Di sisi lain, perusahaan
leasing
atau perusahaan debt collector masih bisa memberikan pembelaan jika mata elang tidak terbukti melakukan tindak pidana, misalnya dengan memberikan jaminan agar yang bersangkutan dibebaskan, meski peluangnya kecil.
“Tapi, kalau ada unsur pidana di situ, ya, berarti proses hukum. Karena kan pihak
leasing
dan PT sudah punya SOP yang harus dijalankan tanpa melakukan kekerasan,” tutur Alex.
Kriminolog Haniva Hasna menilai, mata elang kerap menjadi korban dari sistem bisnis pembiayaan yang dijalankan perusahaan leasing.
“Dalam kacamata kriminologi iya (menjadi korban). Dalam batas tertentu mereka juga korban sistem,” ungkap Haniva.
Ia menjelaskan, mata elang bekerja di bawah tekanan target, upah yang relatif kecil, serta ancaman dari atasan. Dalam situasi tersebut, kekerasan kerap dijadikan alat kerja.
Meski demikian, Haniva menegaskan, posisi sebagai korban sistem tidak menghapus tanggung jawab pidana.
“Tapi penting digarisbawahi adalah, menjadi korban sistem tidak menghapus tanggungjawab pidana,” ungkap dia.
Menurut Haniva, persoalan utama praktik mata elang bukan terletak pada individu di lapangan, melainkan pada struktur perusahaan pembiayaan.
Namun, penegakan hukum selama ini lebih sering menyasar para eksekutor kecil tanpa menyentuh perusahaan leasing yang memanfaatkan jasanya.
Padahal, sanksi terhadap korporasi dinilai jauh lebih efektif untuk memutus praktik kekerasan.
“Sanksi struktural pada korporasi jauh lebih efektif.
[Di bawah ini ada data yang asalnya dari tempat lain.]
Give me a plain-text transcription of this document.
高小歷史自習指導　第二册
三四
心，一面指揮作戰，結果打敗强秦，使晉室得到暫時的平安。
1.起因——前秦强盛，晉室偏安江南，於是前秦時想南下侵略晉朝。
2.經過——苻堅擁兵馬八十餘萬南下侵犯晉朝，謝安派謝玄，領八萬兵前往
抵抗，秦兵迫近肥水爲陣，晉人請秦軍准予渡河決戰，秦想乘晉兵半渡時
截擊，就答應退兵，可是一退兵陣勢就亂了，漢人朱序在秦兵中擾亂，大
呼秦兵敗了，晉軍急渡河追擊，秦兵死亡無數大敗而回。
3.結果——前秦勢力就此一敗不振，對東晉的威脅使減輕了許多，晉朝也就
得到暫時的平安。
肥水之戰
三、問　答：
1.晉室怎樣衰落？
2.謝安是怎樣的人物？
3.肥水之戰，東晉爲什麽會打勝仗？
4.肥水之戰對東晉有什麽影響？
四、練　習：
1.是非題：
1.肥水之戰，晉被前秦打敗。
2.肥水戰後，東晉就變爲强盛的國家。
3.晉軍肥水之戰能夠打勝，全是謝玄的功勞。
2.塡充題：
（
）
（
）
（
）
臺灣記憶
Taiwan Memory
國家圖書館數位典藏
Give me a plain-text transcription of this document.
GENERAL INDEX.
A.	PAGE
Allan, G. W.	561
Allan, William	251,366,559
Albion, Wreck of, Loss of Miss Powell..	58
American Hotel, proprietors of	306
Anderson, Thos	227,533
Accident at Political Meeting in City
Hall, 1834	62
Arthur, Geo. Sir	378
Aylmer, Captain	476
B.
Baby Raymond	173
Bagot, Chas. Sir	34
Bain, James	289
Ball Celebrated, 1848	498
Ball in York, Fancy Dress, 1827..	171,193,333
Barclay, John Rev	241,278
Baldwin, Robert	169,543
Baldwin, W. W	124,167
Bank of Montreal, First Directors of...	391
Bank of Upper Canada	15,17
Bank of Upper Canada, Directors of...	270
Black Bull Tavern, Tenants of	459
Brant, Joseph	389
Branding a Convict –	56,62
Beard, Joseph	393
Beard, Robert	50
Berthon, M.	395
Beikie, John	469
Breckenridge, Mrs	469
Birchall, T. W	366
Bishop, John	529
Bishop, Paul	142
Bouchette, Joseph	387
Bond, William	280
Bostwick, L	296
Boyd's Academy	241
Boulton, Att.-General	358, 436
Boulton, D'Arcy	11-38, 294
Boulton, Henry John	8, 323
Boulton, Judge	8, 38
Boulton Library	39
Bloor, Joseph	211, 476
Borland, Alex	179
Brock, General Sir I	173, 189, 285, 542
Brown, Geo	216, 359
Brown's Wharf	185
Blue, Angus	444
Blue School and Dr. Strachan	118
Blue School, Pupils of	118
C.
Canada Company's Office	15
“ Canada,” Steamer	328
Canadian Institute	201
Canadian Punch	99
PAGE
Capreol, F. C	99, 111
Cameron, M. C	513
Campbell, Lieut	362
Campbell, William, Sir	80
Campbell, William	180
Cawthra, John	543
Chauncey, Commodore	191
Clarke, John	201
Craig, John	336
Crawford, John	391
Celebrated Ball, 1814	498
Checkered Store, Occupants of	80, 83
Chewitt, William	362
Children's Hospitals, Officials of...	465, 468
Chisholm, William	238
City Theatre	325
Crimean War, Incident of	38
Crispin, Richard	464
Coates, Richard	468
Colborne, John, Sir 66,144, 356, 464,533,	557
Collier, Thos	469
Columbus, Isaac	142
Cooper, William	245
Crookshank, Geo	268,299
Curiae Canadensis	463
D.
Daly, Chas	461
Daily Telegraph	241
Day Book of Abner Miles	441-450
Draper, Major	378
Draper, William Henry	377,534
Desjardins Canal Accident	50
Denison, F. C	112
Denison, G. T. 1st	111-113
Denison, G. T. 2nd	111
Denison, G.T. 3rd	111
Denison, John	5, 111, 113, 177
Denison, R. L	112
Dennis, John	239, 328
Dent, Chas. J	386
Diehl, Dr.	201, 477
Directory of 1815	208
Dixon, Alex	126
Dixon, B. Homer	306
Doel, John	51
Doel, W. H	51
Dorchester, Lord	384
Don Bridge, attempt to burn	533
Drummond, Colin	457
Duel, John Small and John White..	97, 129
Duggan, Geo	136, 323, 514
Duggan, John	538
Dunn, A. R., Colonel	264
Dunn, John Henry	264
Eksekutor lapangan, mudah diganti dan tidak punya daya tawar,” jelas Haniva.
Perusahaan
leasing
, kata dia, memiliki kendali sistem, kepentingan ekonomi, dan seharusnya mampu mencegah praktik penagihan dengan kekerasan.
Sanksi yang dapat dijatuhkan antara lain pencabutan izin usaha, denda besar, serta sanksi administratif berat.
“Fenomena mata elang bukan sekadar kriminal jalanan, melainkan cerminan kegagalan struktural dalam pengawasan korporasi. Selama yang dihukum hanya pelaku lapangan, praktik ini akan terus hidup,” ucap dia.
Jika praktik penagihan dengan kekerasan terus dibiarkan, Haniva menilai dampak sosial jangka panjangnya akan sangat serius.
Dampak tersebut meliputi erosi kepercayaan terhadap hukum, normalisasi kekerasan sebagai alat penyelesaian konflik, serta meningkatnya potensi main hakim sendiri di masyarakat.
“Masyarakat belajar bahwa, ‘Yang kuat akan menang, yang lemah harus mengalah’,” jelas Haniva.
Kondisi ini dinilai berbahaya bagi tatanan hukum dalam jangka panjang. Karena itu, pemerintah didorong untuk turun tangan secara serius, tidak sekadar menindak mata elang di lapangan.
Pembenahan sistem dinilai perlu dilakukan dengan menertibkan dan mengawasi perusahaan leasing secara ketat, melarang penggunaan
debt collector
informal, serta menjatuhkan sanksi administratif berat hingga pencabutan izin usaha.
Selain itu, pemerintah diminta memastikan penagihan utang dilakukan melalui mekanisme hukum resmi agar tidak lagi memicu kekerasan di ruang publik.